In Waterford, making sweet treats is a family affair. There's Paul, his wife, Gloria, Paul Jr., daughter Alison and the patriarch, Eddie Toney.
Reporter Joe Carroll: You could probably do this in your sleep.
Eddie Toney: I've done a lot of it.
If fact, Eddie and his clan are celebrating 60 years in business.
"My daughter used to stand on a Coke box to wrap," Eddie. "She was fast!"
Eddie was born in nearby Littleton, New Hampshire, but raised in St. Johnsbury. After World War II, he came home to St. Jay to start a doughnut shop.
"The hardest part is when I started, I didn't know anything about it and I had to learn the hard way," he said.
The doughnut shop became a mainstay in town, but a fire and a move to a less desirable location put an end to the retail business; it's now strictly wholesale.
Joe Carroll: Eddie, what do we have here?
Eddie Toney: Maple. Maple glaze.
Joe Carroll: Big seller?
Eddie Toney: Yes, it is.
Eddie's Bakery now makes cookies and other desserts, but the doughnuts are a favorite.
"What do I think of him? I think he's pretty remarkable," son Paul said. "You and I should be so lucky to get to 95, hunh?"
That's right, Eddie is an amazing 95. Paul is 69.
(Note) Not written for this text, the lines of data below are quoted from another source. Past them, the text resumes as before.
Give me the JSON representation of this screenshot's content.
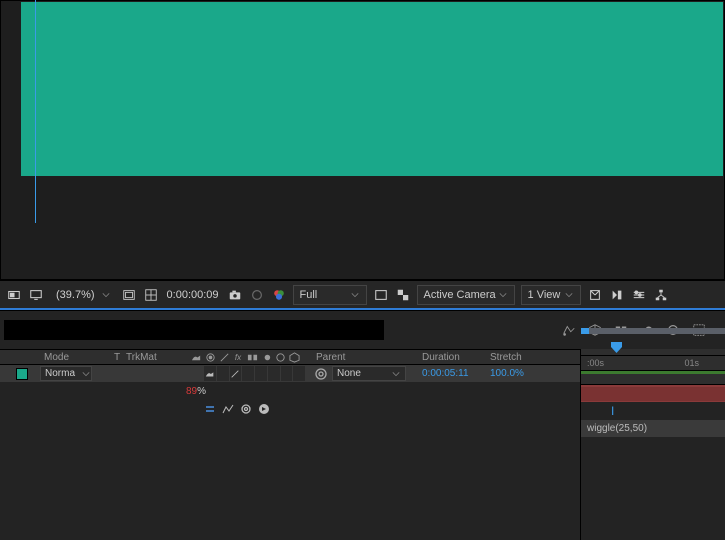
{
  "viewport": {
    "zoom_label": "(39.7%)",
    "timecode": "0:00:00:09",
    "resolution": "Full",
    "camera": "Active Camera",
    "view_count": "1 View"
  },
  "columns": {
    "mode": "Mode",
    "t": "T",
    "trkmat": "TrkMat",
    "parent": "Parent",
    "duration": "Duration",
    "stretch": "Stretch"
  },
  "layer": {
    "mode": "Norma",
    "parent": "None",
    "duration": "0:00:05:11",
    "stretch": "100.0%",
    "opacity_value": "89",
    "opacity_pct": "%",
    "expression": "wiggle(25,50)"
  },
  "timeline": {
    "t0": ":00s",
    "t1": "01s"
  }
}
"All my classmates want to know when I'm going to retire," Paul said. "And I said, 'I can't retire-- my father won't!'"
In truth, Eddie making doughnuts today was more of a photo op.
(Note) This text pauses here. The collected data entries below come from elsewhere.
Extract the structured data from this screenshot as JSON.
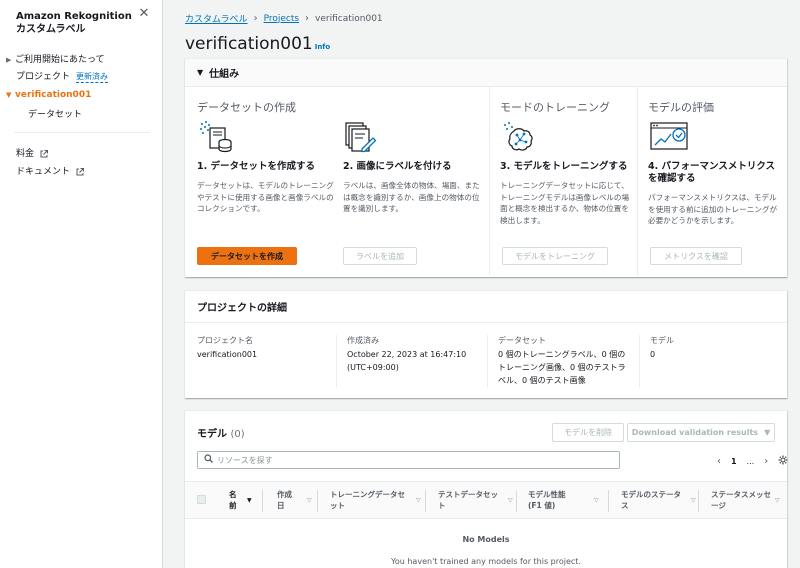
{
  "sidebar": {
    "service": "Amazon Rekognition",
    "feature": "カスタムラベル",
    "items": [
      {
        "label": "ご利用開始にあたって"
      },
      {
        "label": "プロジェクト",
        "badge": "更新済み"
      },
      {
        "label": "verification001"
      },
      {
        "label": "データセット"
      },
      {
        "label": "料金"
      },
      {
        "label": "ドキュメント"
      }
    ]
  },
  "breadcrumb": [
    "カスタムラベル",
    "Projects",
    "verification001"
  ],
  "page": {
    "title": "verification001",
    "info": "Info"
  },
  "workflow": {
    "header": "仕組み",
    "stages": [
      "データセットの作成",
      "モードのトレーニング",
      "モデルの評価"
    ],
    "steps": [
      {
        "title": "1. データセットを作成する",
        "desc": "データセットは、モデルのトレーニングやテストに使用する画像と画像ラベルのコレクションです。",
        "button": "データセットを作成"
      },
      {
        "title": "2. 画像にラベルを付ける",
        "desc": "ラベルは、画像全体の物体、場面、または概念を識別するか、画像上の物体の位置を識別します。",
        "button": "ラベルを追加"
      },
      {
        "title": "3. モデルをトレーニングする",
        "desc": "トレーニングデータセットに応じて、トレーニングモデルは画像レベルの場面と概念を検出するか、物体の位置を検出します。",
        "button": "モデルをトレーニング"
      },
      {
        "title": "4. パフォーマンスメトリクスを確認する",
        "desc": "パフォーマンスメトリクスは、モデルを使用する前に追加のトレーニングが必要かどうかを示します。",
        "button": "メトリクスを確認"
      }
    ]
  },
  "details": {
    "header": "プロジェクトの詳細",
    "fields": [
      {
        "label": "プロジェクト名",
        "value": "verification001"
      },
      {
        "label": "作成済み",
        "value": "October 22, 2023 at 16:47:10 (UTC+09:00)"
      },
      {
        "label": "データセット",
        "value": "0 個のトレーニングラベル、0 個のトレーニング画像、0 個のテストラベル、0 個のテスト画像"
      },
      {
        "label": "モデル",
        "value": "0"
      }
    ]
  },
  "models": {
    "title": "モデル",
    "count": "(0)",
    "delete_button": "モデルを削除",
    "download_button": "Download validation results",
    "search_placeholder": "リソースを探す",
    "page": "1",
    "ellipsis": "...",
    "columns": [
      "名前",
      "作成日",
      "トレーニングデータセット",
      "テストデータセット",
      "モデル性能 (F1 値)",
      "モデルのステータス",
      "ステータスメッセージ"
    ],
    "empty_title": "No Models",
    "empty_desc": "You haven't trained any models for this project."
  }
}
"I only come in here when they need me. Which isn't too often," he said.
But they needed him a month ago. Grandson Paul was out with a bad shoulder and Eddie came out of the reserves.
Joe Carroll: But you were a trooper.
Eddie Toney: I was a trooper, I came in and I made doughnuts.
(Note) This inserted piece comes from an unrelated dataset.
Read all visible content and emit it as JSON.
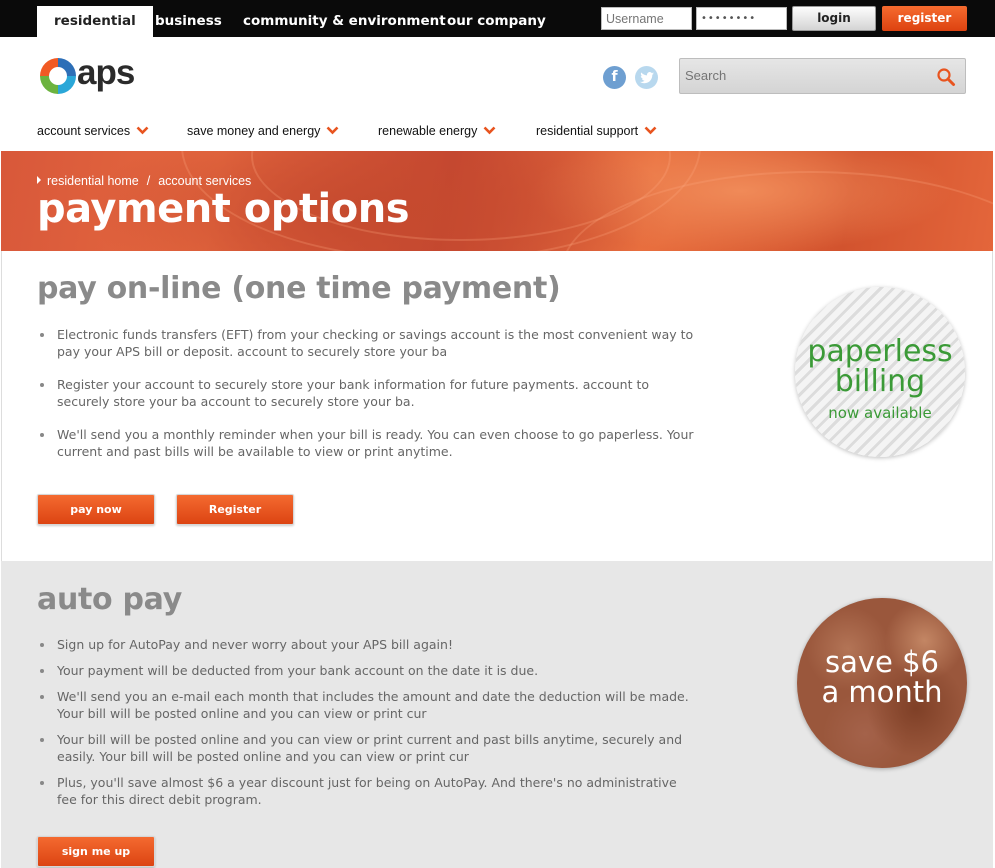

Eddie isn't in the kitchen as much because he has another job in the company-- helping Paul deliver the desserts, mostly to co-ops up and down the Connecticut River Valley. Everyone knows him down there.
"I get a lot of attention. I get a lot of hugs," Eddie said.
Joe Carroll: So, he's not just company, he's there to help.
Paul Toney: Oh, no, he works with me. He helps.
Eddie Toney: But he forgot to tell you who sleeps on the way home.
Eddie's the wheelman back to Waterford.
"He's a good son," Eddie said.
Eddie is going to show me his town.
Joe Carroll: You like to be on the road.
Eddie Toney: Yeah, I do. I like to be on the road... This is nice out here, isn't it?
Joe Carroll: Very pretty.
Eddie and his wife, Doris, used to go for rides like this. She has since passed away. At 95, Eddie's mind is on the future of the business.
Eddie Toney: I say we, my son runs it. I don't.
Joe Carroll: Yeah, but you help out.
Eddie Toney: Yeah, yeah, I help out because I want to see him do well.
Back in the bakery.
Joe Carroll: How come your face isn't on the package?!
Eddie Toney: (Laughing) That's a good question, right there.
Joe Carroll: Everyone wants to know who Eddie is.
Eddie Toney: Everyone wants to know. Well, now they're going to know.
A sweet story.
And good news: Eddie says two doughnuts a day help keep the doctor away.